Bad and Plausible Sounding
Graham: The way to get startup ideas is not to try to think of startup ideas. If you make a conscious effort to think of startup ideas, you will think of ideas that are not only bad but bad and plausible sounding — meaning you and everybody else will be fooled by them. You'll waste a lot of time before realizing they're no good.
The way to come up with good startup ideas is to take a step back. Turn your brain into the type that has startup ideas unconsciously. Yahoo, Google, Facebook, and Apple all got started this way. None of these companies were even supposed to be companies at first. They were all just side projects.

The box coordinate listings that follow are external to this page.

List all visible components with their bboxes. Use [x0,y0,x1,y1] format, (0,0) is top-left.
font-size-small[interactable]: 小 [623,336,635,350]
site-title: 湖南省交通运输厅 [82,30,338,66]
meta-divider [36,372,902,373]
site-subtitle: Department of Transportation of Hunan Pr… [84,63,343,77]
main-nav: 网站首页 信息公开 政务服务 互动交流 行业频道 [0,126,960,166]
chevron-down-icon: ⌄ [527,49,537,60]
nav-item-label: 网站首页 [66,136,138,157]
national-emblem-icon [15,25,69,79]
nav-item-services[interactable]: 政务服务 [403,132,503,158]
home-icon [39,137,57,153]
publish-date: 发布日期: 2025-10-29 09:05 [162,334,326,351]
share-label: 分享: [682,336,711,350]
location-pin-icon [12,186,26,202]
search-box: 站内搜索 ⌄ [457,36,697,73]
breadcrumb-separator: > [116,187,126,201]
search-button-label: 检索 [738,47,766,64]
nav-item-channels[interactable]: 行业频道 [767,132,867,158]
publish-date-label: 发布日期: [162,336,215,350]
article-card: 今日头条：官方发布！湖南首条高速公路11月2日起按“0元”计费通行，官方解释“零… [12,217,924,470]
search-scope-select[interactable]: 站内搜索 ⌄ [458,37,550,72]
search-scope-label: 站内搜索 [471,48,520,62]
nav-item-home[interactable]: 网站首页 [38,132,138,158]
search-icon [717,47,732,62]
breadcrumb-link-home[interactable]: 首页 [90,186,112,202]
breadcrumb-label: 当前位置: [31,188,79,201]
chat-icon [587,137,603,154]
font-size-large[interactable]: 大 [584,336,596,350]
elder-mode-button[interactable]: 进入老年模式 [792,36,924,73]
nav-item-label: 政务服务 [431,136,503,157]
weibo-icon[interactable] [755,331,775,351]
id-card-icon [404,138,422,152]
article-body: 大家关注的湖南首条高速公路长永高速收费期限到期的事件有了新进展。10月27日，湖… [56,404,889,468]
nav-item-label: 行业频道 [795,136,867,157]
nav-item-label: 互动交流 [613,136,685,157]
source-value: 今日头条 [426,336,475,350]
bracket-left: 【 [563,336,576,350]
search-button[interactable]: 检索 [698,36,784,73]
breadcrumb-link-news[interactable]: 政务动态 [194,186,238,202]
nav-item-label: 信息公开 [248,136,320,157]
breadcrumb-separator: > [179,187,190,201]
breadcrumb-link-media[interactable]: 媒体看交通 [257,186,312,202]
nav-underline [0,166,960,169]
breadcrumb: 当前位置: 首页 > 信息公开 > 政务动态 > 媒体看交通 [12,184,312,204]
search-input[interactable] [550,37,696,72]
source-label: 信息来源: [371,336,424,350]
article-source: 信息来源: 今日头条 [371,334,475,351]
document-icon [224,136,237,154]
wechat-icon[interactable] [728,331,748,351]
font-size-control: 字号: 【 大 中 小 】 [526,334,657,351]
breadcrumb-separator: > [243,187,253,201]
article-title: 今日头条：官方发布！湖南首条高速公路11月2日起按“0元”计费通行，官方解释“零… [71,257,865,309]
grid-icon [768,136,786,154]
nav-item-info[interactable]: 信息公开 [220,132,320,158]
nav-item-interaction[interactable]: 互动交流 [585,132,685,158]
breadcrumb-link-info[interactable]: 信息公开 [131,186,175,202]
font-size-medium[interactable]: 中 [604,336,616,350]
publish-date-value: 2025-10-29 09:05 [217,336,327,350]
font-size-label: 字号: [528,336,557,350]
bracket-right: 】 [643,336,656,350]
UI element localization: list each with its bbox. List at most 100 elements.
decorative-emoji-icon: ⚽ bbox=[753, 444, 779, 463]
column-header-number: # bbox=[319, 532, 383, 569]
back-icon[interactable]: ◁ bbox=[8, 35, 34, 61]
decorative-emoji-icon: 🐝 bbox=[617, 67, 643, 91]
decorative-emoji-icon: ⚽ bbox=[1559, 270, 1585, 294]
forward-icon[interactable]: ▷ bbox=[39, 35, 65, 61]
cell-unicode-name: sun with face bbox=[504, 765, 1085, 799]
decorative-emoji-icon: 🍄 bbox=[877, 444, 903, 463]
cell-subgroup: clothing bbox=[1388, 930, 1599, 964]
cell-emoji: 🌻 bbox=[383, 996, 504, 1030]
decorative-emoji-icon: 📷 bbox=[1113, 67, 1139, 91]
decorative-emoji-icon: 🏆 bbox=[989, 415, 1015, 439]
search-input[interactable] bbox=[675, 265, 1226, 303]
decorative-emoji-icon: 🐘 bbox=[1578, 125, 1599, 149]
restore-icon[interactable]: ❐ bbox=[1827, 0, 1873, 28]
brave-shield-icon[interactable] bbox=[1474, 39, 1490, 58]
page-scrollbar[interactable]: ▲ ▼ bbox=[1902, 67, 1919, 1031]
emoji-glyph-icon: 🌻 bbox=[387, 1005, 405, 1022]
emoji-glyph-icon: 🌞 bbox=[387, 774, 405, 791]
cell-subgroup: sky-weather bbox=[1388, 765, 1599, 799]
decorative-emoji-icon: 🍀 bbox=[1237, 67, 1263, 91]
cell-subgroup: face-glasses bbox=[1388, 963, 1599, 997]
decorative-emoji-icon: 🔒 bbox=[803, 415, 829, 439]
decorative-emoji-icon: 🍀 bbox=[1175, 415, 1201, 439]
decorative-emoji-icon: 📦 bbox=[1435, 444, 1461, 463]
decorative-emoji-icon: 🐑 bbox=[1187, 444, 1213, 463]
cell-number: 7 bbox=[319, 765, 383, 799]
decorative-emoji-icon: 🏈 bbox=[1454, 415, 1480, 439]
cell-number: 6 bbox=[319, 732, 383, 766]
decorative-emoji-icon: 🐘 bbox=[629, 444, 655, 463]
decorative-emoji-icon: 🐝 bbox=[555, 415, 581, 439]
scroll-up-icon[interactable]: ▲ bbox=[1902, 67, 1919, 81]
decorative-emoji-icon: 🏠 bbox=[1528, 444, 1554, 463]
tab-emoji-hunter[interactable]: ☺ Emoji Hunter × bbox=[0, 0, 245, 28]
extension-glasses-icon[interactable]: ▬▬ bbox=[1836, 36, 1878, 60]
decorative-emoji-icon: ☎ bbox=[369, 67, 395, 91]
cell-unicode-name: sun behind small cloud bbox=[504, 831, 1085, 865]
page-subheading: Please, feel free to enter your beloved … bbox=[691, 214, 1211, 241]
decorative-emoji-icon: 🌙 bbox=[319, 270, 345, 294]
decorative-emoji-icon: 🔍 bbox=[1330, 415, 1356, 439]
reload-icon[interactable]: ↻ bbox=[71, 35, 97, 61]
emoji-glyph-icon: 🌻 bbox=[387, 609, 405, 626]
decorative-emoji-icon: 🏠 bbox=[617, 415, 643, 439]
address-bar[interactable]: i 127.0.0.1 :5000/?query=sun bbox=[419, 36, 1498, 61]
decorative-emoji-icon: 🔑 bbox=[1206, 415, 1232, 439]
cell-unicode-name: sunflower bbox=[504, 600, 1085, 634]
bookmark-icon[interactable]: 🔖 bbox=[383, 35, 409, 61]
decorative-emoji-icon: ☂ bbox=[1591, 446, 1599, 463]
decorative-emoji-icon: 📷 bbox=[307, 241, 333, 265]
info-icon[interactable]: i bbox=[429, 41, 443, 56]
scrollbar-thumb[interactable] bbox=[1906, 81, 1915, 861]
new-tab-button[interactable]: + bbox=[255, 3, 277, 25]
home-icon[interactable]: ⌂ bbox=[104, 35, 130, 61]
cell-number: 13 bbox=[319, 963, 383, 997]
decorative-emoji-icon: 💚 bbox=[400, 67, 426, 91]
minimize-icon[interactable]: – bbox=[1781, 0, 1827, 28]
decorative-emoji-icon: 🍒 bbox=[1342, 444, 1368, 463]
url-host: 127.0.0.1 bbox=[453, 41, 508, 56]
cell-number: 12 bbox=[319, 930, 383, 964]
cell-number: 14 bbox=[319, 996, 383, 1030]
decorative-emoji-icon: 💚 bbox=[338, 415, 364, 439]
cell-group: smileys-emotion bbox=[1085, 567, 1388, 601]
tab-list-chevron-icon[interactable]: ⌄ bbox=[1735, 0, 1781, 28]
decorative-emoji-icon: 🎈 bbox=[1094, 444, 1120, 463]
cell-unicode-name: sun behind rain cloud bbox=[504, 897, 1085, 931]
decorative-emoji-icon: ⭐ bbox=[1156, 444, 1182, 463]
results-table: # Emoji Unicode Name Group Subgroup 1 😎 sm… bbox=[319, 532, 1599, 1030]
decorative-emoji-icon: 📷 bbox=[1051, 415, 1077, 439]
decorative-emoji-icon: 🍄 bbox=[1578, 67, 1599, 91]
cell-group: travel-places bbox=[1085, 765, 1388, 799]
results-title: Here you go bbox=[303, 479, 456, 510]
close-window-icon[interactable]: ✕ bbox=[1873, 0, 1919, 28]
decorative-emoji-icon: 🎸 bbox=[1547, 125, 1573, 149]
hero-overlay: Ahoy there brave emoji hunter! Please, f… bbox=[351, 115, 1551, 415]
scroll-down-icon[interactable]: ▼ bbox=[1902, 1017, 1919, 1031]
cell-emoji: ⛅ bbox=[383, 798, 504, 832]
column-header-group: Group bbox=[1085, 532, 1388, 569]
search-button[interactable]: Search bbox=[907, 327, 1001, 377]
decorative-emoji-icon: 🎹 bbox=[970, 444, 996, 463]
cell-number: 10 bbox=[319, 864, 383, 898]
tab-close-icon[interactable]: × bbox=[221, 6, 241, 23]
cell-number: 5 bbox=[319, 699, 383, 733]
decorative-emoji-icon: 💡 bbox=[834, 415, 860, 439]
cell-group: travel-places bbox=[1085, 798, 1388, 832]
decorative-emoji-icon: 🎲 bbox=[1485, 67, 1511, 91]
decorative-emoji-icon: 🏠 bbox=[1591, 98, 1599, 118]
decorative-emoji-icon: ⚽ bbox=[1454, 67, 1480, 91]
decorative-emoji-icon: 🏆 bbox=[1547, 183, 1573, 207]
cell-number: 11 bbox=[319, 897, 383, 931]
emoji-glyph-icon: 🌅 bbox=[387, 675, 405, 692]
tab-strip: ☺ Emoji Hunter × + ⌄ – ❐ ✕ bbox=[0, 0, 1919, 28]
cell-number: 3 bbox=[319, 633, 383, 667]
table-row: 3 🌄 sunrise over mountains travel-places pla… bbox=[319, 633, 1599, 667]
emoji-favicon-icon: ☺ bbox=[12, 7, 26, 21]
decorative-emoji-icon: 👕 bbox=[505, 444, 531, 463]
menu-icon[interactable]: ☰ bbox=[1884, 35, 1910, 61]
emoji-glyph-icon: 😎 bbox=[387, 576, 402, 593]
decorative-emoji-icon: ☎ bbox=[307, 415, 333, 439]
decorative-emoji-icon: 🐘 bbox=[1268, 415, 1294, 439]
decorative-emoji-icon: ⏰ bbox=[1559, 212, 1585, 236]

If you try to think of startup ideas, you'll think of ideas that are bad and plausible sounding.
Three Things
Graham: How do you turn your mind into the kind that has startup ideas unconsciously? One — learn a lot about things that matter. Two — work on problems that interest you. Three — with people you like and respect. That third part, incidentally, is how you get co-founders at the same time as the idea.
Y Combinator itself is something I only did because it seemed interesting.
Learn about things that matter. Work on problems that interest you. With people you respect.
Live in the Future
Graham: If you think of technology as something spreading like a fractal stain, every point on the edge that's moving represents an interesting problem. One guaranteed way to turn your mind into the type that startup ideas form in unconsciously is to get yourself to the leading edge of some technology.
As Paul Buchheit put it — live in the future. When you get there, ideas that seem uncannily prescient to other people will seem obvious to you.
Live in the future. Ideas that seem prescient to others will seem obvious to you.
Just Learn
Graham: The component of entrepreneurship — I can never quite say that word with a straight face — that really matters is domain expertise. Larry Page is Larry Page because he was an expert on search. And the way he became an expert was because he was genuinely interested in it. Not because of some ulterior motive.
At its best, starting a startup is merely an ulterior motive for curiosity. You'll do it best if you introduce the ulterior motive at the end of the process. The ultimate advice for young would-be startup founders, reduced to two words: just learn.
Domain expertise is what matters. Larry Page was an expert on search because he was genuinely interested.